Predictions obtained from the MLP artificial neural network model were subjected to a sensitivity analysis. The resolution of the control system for temperature was ± 1 °C, and the time of segment was ± 1 min. The global sensitivity analysis carried out in the Statistica [62] program showed that the most important parameters of the model are the temperature (T) and the time of the segment of endurance (segment of annealing) (D1). The effect of the altered values on the accuracy of the prediction of the hardness and the effective case depth were examined. The maximum percentage error on the validation set was found to be 7.2% and 5.5%, respectively, whereas the maximum percentage error on validation set using the actual (not altered) values was 7.3% and 5.6%. No significant variation was found.

In addition, the algorithms determining the segmentation of the nitriding process based on the surface layer guidelines have been developed parallel. The training results of these networks are clearly weaker than the networks destined for determining individual properties. The reason for this is probably insufficient network training. With the same number of patterns that were used in training of the single-output networks, three-output networks were trained here (the network generated times of three segments of the process), which probably impeded the development of the dependence between the input and output values. In the case of training sets (based on experimental data), it is possible to significantly improve the quality of their prediction by rounding the segments’ forecast periods into full hours. However, this step has not been implemented, since in the authors’ estimation this will cause a significant deterioration of the network predictions for nontraining cases.
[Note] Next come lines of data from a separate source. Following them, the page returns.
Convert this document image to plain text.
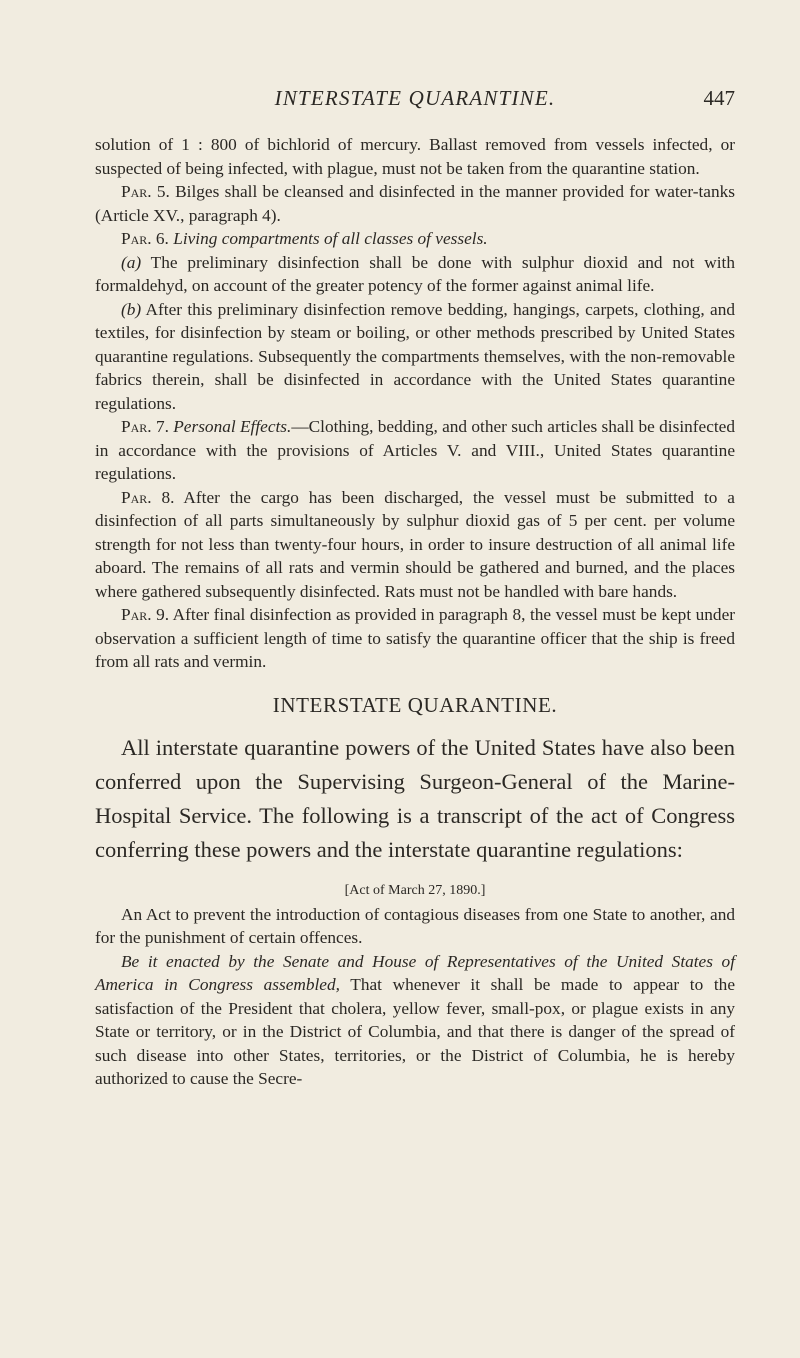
INTERSTATE QUARANTINE.	447

solution of 1 : 800 of bichlorid of mercury. Ballast removed from vessels infected, or suspected of being infected, with plague, must not be taken from the quarantine station.

Par. 5. Bilges shall be cleansed and disinfected in the manner provided for water-tanks (Article XV., paragraph 4).

Par. 6. Living compartments of all classes of vessels.

(a) The preliminary disinfection shall be done with sulphur dioxid and not with formaldehyd, on account of the greater potency of the former against animal life.

(b) After this preliminary disinfection remove bedding, hangings, carpets, clothing, and textiles, for disinfection by steam or boiling, or other methods prescribed by United States quarantine regulations. Subsequently the compartments themselves, with the non-removable fabrics therein, shall be disinfected in accordance with the United States quarantine regulations.

Par. 7. Personal Effects.—Clothing, bedding, and other such articles shall be disinfected in accordance with the provisions of Articles V. and VIII., United States quarantine regulations.

Par. 8. After the cargo has been discharged, the vessel must be submitted to a disinfection of all parts simultaneously by sulphur dioxid gas of 5 per cent. per volume strength for not less than twenty-four hours, in order to insure destruction of all animal life aboard. The remains of all rats and vermin should be gathered and burned, and the places where gathered subsequently disinfected. Rats must not be handled with bare hands.

Par. 9. After final disinfection as provided in paragraph 8, the vessel must be kept under observation a sufficient length of time to satisfy the quarantine officer that the ship is freed from all rats and vermin.

INTERSTATE QUARANTINE.

All interstate quarantine powers of the United States have also been conferred upon the Supervising Surgeon-General of the Marine-Hospital Service. The following is a transcript of the act of Congress conferring these powers and the interstate quarantine regulations:

[Act of March 27, 1890.]

An Act to prevent the introduction of contagious diseases from one State to another, and for the punishment of certain offences.

Be it enacted by the Senate and House of Representatives of the United States of America in Congress assembled, That whenever it shall be made to appear to the satisfaction of the President that cholera, yellow fever, small-pox, or plague exists in any State or territory, or in the District of Columbia, and that there is danger of the spread of such disease into other States, territories, or the District of Columbia, he is hereby authorized to cause the Secre-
Similar results were obtained by Afzaal [64] who investigated the relationship between hardness and thickness of the nitrided layer and process parameters for gas nitriding. He suggests that the results of reverse modeling have high percentage error because the data points used for training are not unique.

In the literature, no reports were found on modeling of nitriding under reduced pressure. Genel [37] used a backpropagation (BP) algorithm to train a multilayer feed-forward, a neural network for modeling of complex linear and nonlinear relationships between ion nitrided case depth with chromium content as well as process time. Since the nature of the ion nitriding process is different from nitriding under reduced pressure, a qualitative comparison of both models is difficult. Zhecheva et al. [38] confirmed that ANN models can be created and used to correlate between processing parameters of nitriding and hardness of titanium alloys as well as it can also be used to optimize the processing parameters and alloy composition in order to achieve desired properties for various applications, but their experiments are based on gas nitriding what makes comparison impossible.

Guo et al. [65] used a BP algorithm to training model to modeling the correlation between processing parameters and properties of maraging steels. He reports a general observation that the training time increases dramatically when the number of outputs increases. This is convergent with observations taken during the creation of the above models. Therefore, setting up a series of ANN models where each model deals with only one output value significantly simplifies and speeds up the training of the ANN model.